GOVERMENT POLICY AND LEGISLATION ON INVESTMENT IN MINERALS
The national economic objectives stand as the policy framework in the mineral sector where it is stipulated to invite participation in terms of technical know-how and investment from sources inside the country and abroad. It is the policy in the mineral sector to boost up present production, to fulfill the growing domestic demand and to increase foreign exchange earnings. Mineral-wise emphasis is given for development of copper, gold, lead, zinc, iron and steel, coal, nickel and construction related industrial minerals such as cement making materials, dimension stones and aggregates.
The Union of Myanmar Mines Law was promulgated in September 1994 and Rules relating to the law followed in December 1996.
The Ministry of Mines is the government authority responsible for implementation of the policy, legislation and enforcement of law, rules and regulations in the mining sector.
According to the Myanmar Mines Law, all naturally occurring minerals found either on or under the soil of any land in the continental shelf are deemed to be owned by the State.
It is the policy of the Ministry of Mines not to make new investment on its own, but to encourage foreign and local investors to invest in the mining sector. Forms of agreement may be generally on production sharing basis or profit sharing basis based on equity contribution by both parties. Production sharing type of investment could either be straight split on total production or after cost recovery. Depending on case by case basis, Ministry of Mines is flexible whether to have majority, minority or equal participation in equity participation joint ventures.
Although there is no framework legislation for environmental protection as yet, measures for environmental protection are provided in the Myanmar Mines Law (1994) and the Myanmar Mines Rules (1996). One of the objectives of the Myanmar Mines Law (1994) is to protect the environmental conservation works that may have detrimental effects due to mining operations. Under Section 13 of the Myanmar Mines Law, it is mentioned that the holder of the permit shall comply with the rules prescribed under the Law in respect of making provisions for the environmental conservation works that may have detrimental effects due to mining operations.
(1) Dead Rent
Dead Rent according to the type of operations is shown in the table on page 87 Section 115 of Myanmar Mines Rules. Surface Rent is payable to the General Administration Department after acquiring Land Lease. The rent levied is minimal.
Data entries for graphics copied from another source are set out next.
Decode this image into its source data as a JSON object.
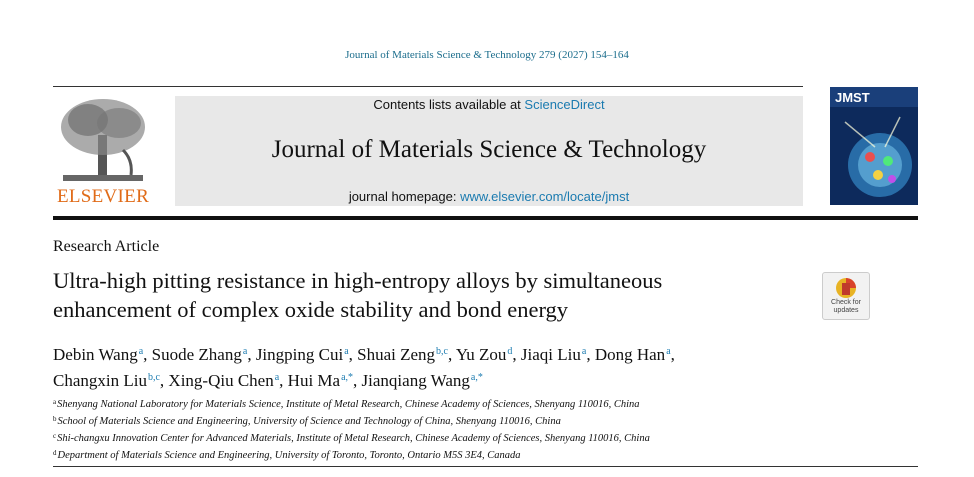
{
  "citation": "Journal of Materials Science & Technology 279 (2027) 154–164",
  "header": {
    "contents_prefix": "Contents lists available at ",
    "contents_link": "ScienceDirect",
    "journal_title": "Journal of Materials Science & Technology",
    "homepage_prefix": "journal homepage: ",
    "homepage_link": "www.elsevier.com/locate/jmst",
    "publisher": "ELSEVIER",
    "cover_title": "JMST"
  },
  "article_type": "Research Article",
  "title_lines": [
    "Ultra-high pitting resistance in high-entropy alloys by simultaneous",
    "enhancement of complex oxide stability and bond energy"
  ],
  "check_updates": [
    "Check for",
    "updates"
  ],
  "authors": [
    [
      {
        "name": "Debin Wang",
        "sup": "a"
      },
      {
        "name": "Suode Zhang",
        "sup": "a"
      },
      {
        "name": "Jingping Cui",
        "sup": "a"
      },
      {
        "name": "Shuai Zeng",
        "sup": "b,c"
      },
      {
        "name": "Yu Zou",
        "sup": "d"
      },
      {
        "name": "Jiaqi Liu",
        "sup": "a"
      },
      {
        "name": "Dong Han",
        "sup": "a"
      }
    ],
    [
      {
        "name": "Changxin Liu",
        "sup": "b,c"
      },
      {
        "name": "Xing-Qiu Chen",
        "sup": "a"
      },
      {
        "name": "Hui Ma",
        "sup": "a,*"
      },
      {
        "name": "Jianqiang Wang",
        "sup": "a,*"
      }
    ]
  ],
  "affiliations": [
    {
      "mark": "a",
      "text": "Shenyang National Laboratory for Materials Science, Institute of Metal Research, Chinese Academy of Sciences, Shenyang 110016, China"
    },
    {
      "mark": "b",
      "text": "School of Materials Science and Engineering, University of Science and Technology of China, Shenyang 110016, China"
    },
    {
      "mark": "c",
      "text": "Shi-changxu Innovation Center for Advanced Materials, Institute of Metal Research, Chinese Academy of Sciences, Shenyang 110016, China"
    },
    {
      "mark": "d",
      "text": "Department of Materials Science and Engineering, University of Toronto, Toronto, Ontario M5S 3E4, Canada"
    }
  ]
}
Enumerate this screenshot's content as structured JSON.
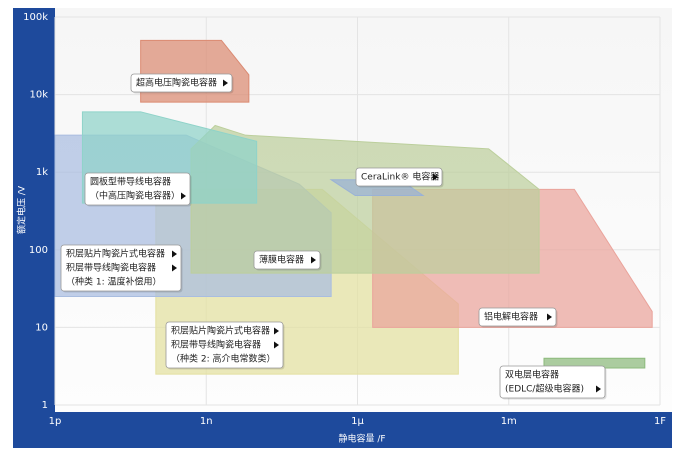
{
  "chart_data": {
    "type": "region",
    "x_label": "静电容量 /F",
    "y_label": "额定电压 /V",
    "log_x": true,
    "log_y": true,
    "grid": true,
    "xlim": [
      1e-12,
      1
    ],
    "ylim": [
      1,
      100000
    ],
    "xticks": [
      {
        "value": 1e-12,
        "label": "1p"
      },
      {
        "value": 1e-09,
        "label": "1n"
      },
      {
        "value": 1e-06,
        "label": "1μ"
      },
      {
        "value": 0.001,
        "label": "1m"
      },
      {
        "value": 1,
        "label": "1F"
      }
    ],
    "yticks": [
      1,
      10,
      100,
      {
        "value": 1000,
        "label": "1k"
      },
      {
        "value": 10000,
        "label": "10k"
      },
      {
        "value": 100000,
        "label": "100k"
      }
    ],
    "series": [
      {
        "labels": [
          "积层贴片陶瓷片式电容器",
          "积层带导线陶瓷电容器",
          "（种类 2: 高介电常数类）"
        ],
        "color": "#e3e0a0",
        "x": [
          1e-10,
          2e-07,
          0.0001,
          0.0001,
          1e-10
        ],
        "y": [
          600,
          600,
          20,
          2.5,
          2.5
        ]
      },
      {
        "labels": [
          "积层贴片陶瓷片式电容器",
          "积层带导线陶瓷电容器",
          "（种类 1: 温度补偿用）"
        ],
        "color": "#a9bde0",
        "x": [
          1e-12,
          4e-10,
          7e-08,
          3e-07,
          3e-07,
          1e-12
        ],
        "y": [
          3000,
          3000,
          700,
          300,
          25,
          25
        ]
      },
      {
        "labels": [
          "铝电解电容器"
        ],
        "color": "#eaa39b",
        "x": [
          2e-06,
          0.02,
          0.7,
          0.7,
          2e-06
        ],
        "y": [
          600,
          600,
          16,
          10,
          10
        ]
      },
      {
        "labels": [
          "薄膜电容器"
        ],
        "color": "#bccf9c",
        "x": [
          5e-10,
          1.5e-09,
          6e-09,
          0.0004,
          0.004,
          0.004,
          5e-10
        ],
        "y": [
          2000,
          4000,
          3000,
          2000,
          600,
          50,
          50
        ]
      },
      {
        "labels": [
          "圆板型带导线电容器",
          "（中高压陶瓷电容器）"
        ],
        "color": "#8fd3c9",
        "x": [
          3.5e-12,
          5e-11,
          1e-08,
          1e-08,
          3.5e-12
        ],
        "y": [
          6000,
          6000,
          2500,
          400,
          400
        ]
      },
      {
        "labels": [
          "超高电压陶瓷电容器"
        ],
        "color": "#db8a72",
        "x": [
          5e-11,
          2e-09,
          7e-09,
          7e-09,
          5e-11
        ],
        "y": [
          50000,
          50000,
          18000,
          8000,
          8000
        ]
      },
      {
        "labels": [
          "CeraLink® 电容器"
        ],
        "color": "#9ab2d6",
        "x": [
          3e-07,
          7e-06,
          2e-05,
          9e-07
        ],
        "y": [
          800,
          800,
          500,
          500
        ]
      },
      {
        "labels": [
          "双电层电容器",
          "(EDLC/超级电容器)"
        ],
        "color": "#8cba7c",
        "x": [
          0.005,
          0.5,
          0.5,
          0.005
        ],
        "y": [
          4,
          4,
          3,
          3
        ]
      }
    ]
  }
}
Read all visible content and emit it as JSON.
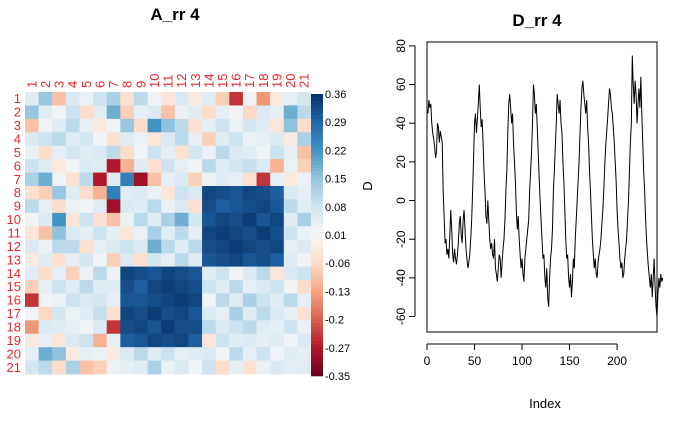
{
  "chart_data": [
    {
      "type": "heatmap",
      "title": "A_rr 4",
      "row_labels": [
        "1",
        "2",
        "3",
        "4",
        "5",
        "6",
        "7",
        "8",
        "9",
        "10",
        "11",
        "12",
        "13",
        "14",
        "15",
        "16",
        "17",
        "18",
        "19",
        "20",
        "21"
      ],
      "col_labels": [
        "1",
        "2",
        "3",
        "4",
        "5",
        "6",
        "7",
        "8",
        "9",
        "10",
        "11",
        "12",
        "13",
        "14",
        "15",
        "16",
        "17",
        "18",
        "19",
        "20",
        "21"
      ],
      "colorbar_label": "D",
      "colorbar_ticks": [
        "0.36",
        "0.29",
        "0.22",
        "0.15",
        "0.08",
        "0.01",
        "-0.06",
        "-0.13",
        "-0.2",
        "-0.27",
        "-0.35"
      ],
      "colorbar_range": [
        -0.35,
        0.36
      ],
      "colorscale": [
        "#67001f",
        "#b2182b",
        "#d6604d",
        "#f4a582",
        "#fddbc7",
        "#f7f7f7",
        "#d1e5f0",
        "#92c5de",
        "#4393c3",
        "#2166ac",
        "#053061"
      ],
      "values": [
        [
          0.05,
          0.14,
          -0.1,
          0.06,
          0.03,
          0.08,
          0.12,
          -0.05,
          0.1,
          0.02,
          -0.04,
          0.06,
          -0.03,
          0.05,
          -0.08,
          -0.25,
          0.02,
          -0.15,
          -0.03,
          0.04,
          0.07
        ],
        [
          0.14,
          0.05,
          0.02,
          0.08,
          -0.06,
          0.05,
          0.18,
          -0.08,
          0.04,
          0.06,
          -0.1,
          0.03,
          0.05,
          -0.06,
          0.04,
          0.02,
          -0.07,
          0.06,
          0.04,
          0.18,
          0.1
        ],
        [
          -0.1,
          0.02,
          0.05,
          0.1,
          0.04,
          -0.03,
          0.02,
          0.14,
          -0.06,
          0.22,
          0.15,
          0.1,
          -0.05,
          0.04,
          0.08,
          0.03,
          0.07,
          0.05,
          -0.04,
          0.15,
          -0.06
        ],
        [
          0.06,
          0.08,
          0.1,
          0.05,
          0.07,
          0.02,
          -0.05,
          0.05,
          0.03,
          -0.04,
          0.06,
          0.1,
          0.04,
          -0.08,
          0.05,
          0.08,
          0.03,
          0.04,
          0.06,
          -0.03,
          0.12
        ],
        [
          0.03,
          -0.06,
          0.04,
          0.07,
          0.05,
          0.06,
          0.1,
          -0.06,
          0.02,
          0.08,
          0.04,
          -0.05,
          0.07,
          0.03,
          0.1,
          0.06,
          0.05,
          0.02,
          0.08,
          0.04,
          -0.1
        ],
        [
          0.08,
          0.05,
          -0.03,
          0.02,
          0.06,
          0.05,
          -0.28,
          -0.12,
          0.05,
          -0.05,
          0.08,
          0.04,
          0.02,
          0.1,
          0.05,
          0.07,
          0.09,
          0.06,
          -0.12,
          0.03,
          -0.08
        ],
        [
          0.12,
          0.18,
          0.02,
          -0.05,
          0.1,
          -0.28,
          0.05,
          0.25,
          -0.3,
          -0.1,
          0.04,
          0.06,
          -0.08,
          0.03,
          0.05,
          0.04,
          -0.05,
          -0.25,
          0.04,
          -0.03,
          0.03
        ],
        [
          -0.05,
          -0.08,
          0.14,
          0.05,
          -0.06,
          -0.12,
          0.25,
          0.05,
          0.06,
          0.03,
          -0.04,
          0.08,
          0.06,
          0.33,
          0.32,
          0.31,
          0.33,
          0.32,
          0.3,
          0.06,
          0.04
        ],
        [
          0.1,
          0.04,
          -0.06,
          0.03,
          0.02,
          0.05,
          -0.3,
          0.06,
          0.05,
          0.1,
          0.03,
          0.06,
          -0.05,
          0.32,
          0.3,
          0.31,
          0.32,
          0.33,
          0.31,
          0.1,
          0.05
        ],
        [
          0.02,
          0.06,
          0.22,
          -0.04,
          0.08,
          -0.05,
          -0.1,
          0.03,
          0.1,
          0.05,
          0.12,
          0.18,
          0.07,
          0.31,
          0.33,
          0.32,
          0.34,
          0.31,
          0.33,
          0.05,
          0.12
        ],
        [
          -0.04,
          -0.1,
          0.15,
          0.06,
          0.04,
          0.08,
          0.04,
          -0.04,
          0.03,
          0.12,
          0.05,
          0.1,
          0.04,
          0.33,
          0.34,
          0.33,
          0.32,
          0.34,
          0.32,
          0.08,
          0.03
        ],
        [
          0.06,
          0.03,
          0.1,
          0.1,
          -0.05,
          0.04,
          0.06,
          0.08,
          0.06,
          0.18,
          0.1,
          0.05,
          0.1,
          0.32,
          0.33,
          0.34,
          0.33,
          0.32,
          0.33,
          0.04,
          0.06
        ],
        [
          -0.03,
          0.05,
          -0.05,
          0.04,
          0.07,
          0.02,
          -0.08,
          0.06,
          -0.05,
          0.07,
          0.04,
          0.1,
          0.05,
          0.31,
          0.32,
          0.33,
          0.31,
          0.32,
          0.3,
          0.05,
          0.02
        ],
        [
          0.05,
          -0.06,
          0.04,
          -0.08,
          0.03,
          0.1,
          0.03,
          0.33,
          0.32,
          0.31,
          0.33,
          0.32,
          0.31,
          0.05,
          0.08,
          0.02,
          0.06,
          0.1,
          -0.04,
          0.06,
          0.08
        ],
        [
          -0.08,
          0.04,
          0.08,
          0.05,
          0.1,
          0.05,
          0.05,
          0.32,
          0.3,
          0.33,
          0.34,
          0.33,
          0.32,
          0.08,
          0.05,
          0.1,
          0.04,
          0.06,
          0.08,
          0.02,
          -0.06
        ],
        [
          -0.25,
          0.02,
          0.03,
          0.08,
          0.06,
          0.07,
          0.04,
          0.31,
          0.31,
          0.32,
          0.33,
          0.34,
          0.33,
          0.02,
          0.1,
          0.05,
          0.12,
          0.08,
          0.05,
          0.1,
          0.04
        ],
        [
          0.02,
          -0.07,
          0.07,
          0.03,
          0.05,
          0.09,
          -0.05,
          0.33,
          0.32,
          0.34,
          0.32,
          0.33,
          0.31,
          0.06,
          0.04,
          0.12,
          0.05,
          0.1,
          0.06,
          0.04,
          -0.05
        ],
        [
          -0.15,
          0.06,
          0.05,
          0.04,
          0.02,
          0.06,
          -0.25,
          0.32,
          0.33,
          0.31,
          0.34,
          0.32,
          0.32,
          0.1,
          0.06,
          0.08,
          0.1,
          0.05,
          0.04,
          0.08,
          0.03
        ],
        [
          -0.03,
          0.04,
          -0.04,
          0.06,
          0.08,
          -0.12,
          0.04,
          0.3,
          0.31,
          0.33,
          0.32,
          0.33,
          0.3,
          -0.04,
          0.08,
          0.05,
          0.06,
          0.04,
          0.05,
          0.02,
          0.06
        ],
        [
          0.04,
          0.18,
          0.15,
          -0.03,
          0.04,
          0.03,
          -0.03,
          0.06,
          0.1,
          0.05,
          0.08,
          0.04,
          0.05,
          0.06,
          0.02,
          0.1,
          0.04,
          0.08,
          0.02,
          0.05,
          0.04
        ],
        [
          0.07,
          0.1,
          -0.06,
          0.12,
          -0.1,
          -0.08,
          0.03,
          0.04,
          0.05,
          0.12,
          0.03,
          0.06,
          0.02,
          0.08,
          -0.06,
          0.04,
          -0.05,
          0.03,
          0.06,
          0.04,
          0.05
        ]
      ]
    },
    {
      "type": "line",
      "title": "D_rr 4",
      "xlabel": "Index",
      "ylabel": "",
      "xlim": [
        0,
        242
      ],
      "ylim": [
        -68,
        82
      ],
      "xticks": [
        0,
        50,
        100,
        150,
        200
      ],
      "yticks": [
        -60,
        -40,
        -20,
        0,
        20,
        40,
        60,
        80
      ],
      "series": [
        {
          "color": "#000000",
          "x_start": 1,
          "y": [
            45,
            52,
            48,
            50,
            40,
            35,
            32,
            28,
            22,
            25,
            40,
            38,
            30,
            36,
            33,
            30,
            5,
            -8,
            -22,
            -20,
            -28,
            -25,
            -30,
            -18,
            -5,
            -15,
            -28,
            -32,
            -25,
            -30,
            -33,
            -28,
            -22,
            -12,
            -8,
            -18,
            -22,
            -10,
            -5,
            -15,
            -25,
            -30,
            -35,
            -32,
            -28,
            -20,
            -10,
            5,
            22,
            40,
            45,
            35,
            42,
            50,
            60,
            48,
            38,
            42,
            30,
            15,
            5,
            -8,
            -12,
            0,
            -10,
            -20,
            -25,
            -22,
            -28,
            -30,
            -20,
            -35,
            -38,
            -42,
            -35,
            -28,
            -30,
            -40,
            -32,
            -25,
            -20,
            -10,
            5,
            15,
            35,
            50,
            55,
            48,
            40,
            45,
            30,
            20,
            10,
            -5,
            -15,
            -8,
            -20,
            -28,
            -35,
            -30,
            -38,
            -42,
            -30,
            -25,
            -20,
            -15,
            -10,
            5,
            15,
            25,
            40,
            60,
            55,
            45,
            50,
            38,
            25,
            12,
            0,
            -10,
            -20,
            -30,
            -28,
            -40,
            -45,
            -35,
            -50,
            -55,
            -40,
            -30,
            -25,
            -15,
            5,
            15,
            28,
            40,
            55,
            50,
            45,
            52,
            40,
            35,
            20,
            10,
            -5,
            -20,
            -30,
            -28,
            -40,
            -45,
            -38,
            -50,
            -42,
            -30,
            -35,
            -20,
            -10,
            0,
            10,
            20,
            35,
            48,
            58,
            62,
            55,
            50,
            45,
            52,
            38,
            30,
            15,
            5,
            -8,
            -20,
            -28,
            -35,
            -30,
            -38,
            -40,
            -32,
            -28,
            -25,
            -20,
            -12,
            -5,
            5,
            18,
            28,
            35,
            42,
            50,
            58,
            55,
            48,
            45,
            38,
            30,
            20,
            10,
            -5,
            -15,
            -22,
            -30,
            -35,
            -32,
            -40,
            -38,
            -30,
            -25,
            -20,
            -10,
            0,
            15,
            30,
            40,
            75,
            60,
            50,
            62,
            55,
            40,
            50,
            58,
            48,
            64,
            45,
            30,
            15,
            5,
            -10,
            -20,
            -28,
            -35,
            -40,
            -45,
            -38,
            -50,
            -40,
            -30,
            -45,
            -55,
            -60,
            -48,
            -40,
            -45,
            -38,
            -42,
            -40
          ]
        }
      ]
    }
  ]
}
Royalty for metallic minerals is 3 to 4 % and 4 to 5 % for precious metallic minerals as prescribed in Chapter 6 of the Myanmar Mines Law. Royalty is levied on value of mineral sold.It is a sale based royalty and not a production based royalty. (Refer section 18 of the Myanmar Mines Law) Royalty may be exempted in whole or in part as may be determined by the Ministry of Mines.(Section 20 of the Myanmar Mines Law)
(3) Commercial Tax
Commercial Tax on export commodities is 8% payable in foreign currency. Commercial tax on export commodities may be exempted for up to (3) years upon applications for projects undertaken with MIC permit. There is no commercial tax on coal, if sold locally.
(4) Corporate Tax
30% corporate tax is levied on profit of an enterprise. For projects working under MIC permit an exemption of 50% may be granted if all products are exported.
(5) Custom Duty
Custom Duty for importing of mining machinery and equipment (eg, EME's, Rock Drills etc.,) ranges normally 1%.